Drei Gänge mit … Parvin Razavi
Parvin Razavi sitzt in einem Lokal in Wien-Leopoldstadt und macht etwas, das sie sonst selten macht: Sie isst auswärts. Lange, sehr lange, schaut sie die Karte an, dann bestellt sie quer durch: Green Beans Fritti und ein Beef Carpaccio, Vongole mit Udon Nudeln und dann noch etwas mit dem sehr interessanten Namen „Tsukemen Mentaiko“, das laut Karte aus Hontsuyu, Bonito und Jungzwiebeln besteht. Bei zumindest einer Zutat weiß ich, was sich dahinter verbirgt.
Razavi überlegt, ob wir vielleicht noch eine Dorade brauchen oder einen Cabbage al Forno mit Kombu, Nasu und Miso Paste, und entscheidet sich dann dagegen (mein Google Translate sagt „arigato“). „Wir sharen“, sagt sie, es ist keine Frage, sondern eine Feststellung, und spätestens jetzt ist der Moment gekommen, in dem man ein paar Dinge erklären muss. Erstens: Wir sitzen in der sogenannten Cucina Itameshi im Dogenhof, dem neuesten Projekt der höchst umtriebigen Fusion-Freunde des Mochi, und weil der Dogenhof in der Praterstraße ja irgendwie an Italien erinnert, isst man hier japanisch-italienisch. Das Lokal ist zweitens der im Moment hippste Laden der Stadt. Auf einen Tisch wartet man wochenlang, außer man ist mit Parvin Razavi verabredet. Die kennt nämlich nicht nur Gott und die Welt, sondern ist, drittens, im Moment selbst das hippste, was die Wiener Gastronomie zu bieten hat. Laut „Gault-Millau“ ist sie die Newcomerin des Jahres 2023, sie hat aus dem Stand drei Hauben erkocht und wurde unter die „100 Best Chefs Österreichs“ gewählt.
Auf einen Tisch in der Cucina Itameshi wartet man wochenlang, außer man ist mit Parvin Razavi verabredet. Die kennt nämlich nicht nur Gott und die Welt, sondern ist, drittens, im Moment selbst das hippste, was die Wiener Gastronomie zu bieten hat.
Und das, obwohl sie keine gelernte Köchin ist. Razavi war ursprünglich Foodbloggerin, lange bevor es Instagram gab, dann machte sie Kochshows im Internet und gab Kochbücher heraus. Doch irgendwann wollte sie Essen offenbar nicht mehr nur inszenieren, sondern tatsächlich Menschen bekochen, mit denen sie weder verwandt noch befreundet ist. Und sie macht das ziemlich gut.
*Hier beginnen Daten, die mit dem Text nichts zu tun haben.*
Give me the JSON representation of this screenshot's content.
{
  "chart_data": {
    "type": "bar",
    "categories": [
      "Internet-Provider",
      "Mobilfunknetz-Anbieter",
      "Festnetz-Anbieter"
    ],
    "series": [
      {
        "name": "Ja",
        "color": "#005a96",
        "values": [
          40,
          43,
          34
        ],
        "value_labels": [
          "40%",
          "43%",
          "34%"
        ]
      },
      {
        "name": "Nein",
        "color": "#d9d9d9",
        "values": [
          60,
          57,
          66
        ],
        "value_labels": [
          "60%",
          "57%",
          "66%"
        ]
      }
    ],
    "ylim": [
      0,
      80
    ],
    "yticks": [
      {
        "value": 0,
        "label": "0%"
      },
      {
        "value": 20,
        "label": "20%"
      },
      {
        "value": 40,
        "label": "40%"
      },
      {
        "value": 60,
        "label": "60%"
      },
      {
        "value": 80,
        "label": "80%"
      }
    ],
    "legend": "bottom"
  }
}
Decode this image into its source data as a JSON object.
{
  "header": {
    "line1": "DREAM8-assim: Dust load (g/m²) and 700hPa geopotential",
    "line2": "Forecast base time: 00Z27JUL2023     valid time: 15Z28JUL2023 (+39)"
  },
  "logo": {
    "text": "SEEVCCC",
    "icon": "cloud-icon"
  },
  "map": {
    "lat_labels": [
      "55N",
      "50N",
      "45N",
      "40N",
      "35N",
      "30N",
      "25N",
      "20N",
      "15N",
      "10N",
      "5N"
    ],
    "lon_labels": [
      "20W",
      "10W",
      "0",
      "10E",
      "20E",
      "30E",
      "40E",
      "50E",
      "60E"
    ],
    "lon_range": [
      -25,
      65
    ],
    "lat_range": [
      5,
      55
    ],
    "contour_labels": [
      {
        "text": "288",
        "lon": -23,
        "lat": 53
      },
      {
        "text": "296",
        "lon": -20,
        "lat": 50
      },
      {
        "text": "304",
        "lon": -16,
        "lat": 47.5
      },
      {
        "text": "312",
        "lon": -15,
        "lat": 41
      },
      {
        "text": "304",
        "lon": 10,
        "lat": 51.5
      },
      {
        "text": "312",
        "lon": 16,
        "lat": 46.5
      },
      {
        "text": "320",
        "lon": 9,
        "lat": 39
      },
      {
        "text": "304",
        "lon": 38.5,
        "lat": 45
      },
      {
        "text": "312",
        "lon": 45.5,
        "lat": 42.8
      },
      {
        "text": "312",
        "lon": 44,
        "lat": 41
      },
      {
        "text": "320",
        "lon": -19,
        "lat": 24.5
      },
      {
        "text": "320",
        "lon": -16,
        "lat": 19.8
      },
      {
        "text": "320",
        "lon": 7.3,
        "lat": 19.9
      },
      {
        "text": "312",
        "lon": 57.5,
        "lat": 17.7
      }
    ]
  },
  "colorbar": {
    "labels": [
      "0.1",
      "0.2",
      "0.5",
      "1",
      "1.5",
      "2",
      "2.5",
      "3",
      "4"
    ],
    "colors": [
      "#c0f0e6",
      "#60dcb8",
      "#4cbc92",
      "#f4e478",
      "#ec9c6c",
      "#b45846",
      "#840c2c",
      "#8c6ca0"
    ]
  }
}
„Ich hab das Gefühl, dass ich drei Jahre weg war. Ich hab nur gearbeitet, ich hab meine Kinder kaum gesehen und meine Familie auch nicht“, sagt sie. Wir arbeiten uns gerade durch die Vorspeisen, vor allem das Carpaccio (23 Euro) in einer intensiven Wasabi-, Zwiebel- und Parmesan-Marinade schmeckt sensationell. Seit drei Jahren arbeitet sie im „&Flora“. „Meine erste Station, in der ich allein Küchenchefin bin – in der Hausbar war ich es auch schon, aber als Doppelspitze. Ich war mir am Anfang gar nicht sicher, ob ich den Job überhaupt haben will“, sagt sie, „Aber jetzt bin ich froh, dass ich es gemacht habe. Ich kann hier mein Konzept und meine Küche umsetzen, für mich passt es perfekt.“
„Mir war nicht klar, wie schlimm das Stresslevel in einer Küche wirklich ist. Es ist immer jemand auf Urlaub, und wenn wer auf Urlaub ist, dann wird garantiert jemand krank. Die wenigsten Tage laufen so, wie du es geplant hast. Du arbeitest oft für zwei oder drei Leute.“
Razavi ist mittlerweile 45 Jahre alt, und als sie sich entschloss, tatsächlich in eine Profi-Küche zu wechseln, war sie bereits in ihren höheren 30ern. Sie hat eine eigene Küchenphilosophie entwickelt, orientiert sich dabei an persischen Einflüssen, bleibt aber sehr reduziert und versucht, ohne übertriebene Zutaten auszukommen, es geht ihr um natürlichen Geschmack. Vieles ist dabei vegetarisch, aber eben nicht nur.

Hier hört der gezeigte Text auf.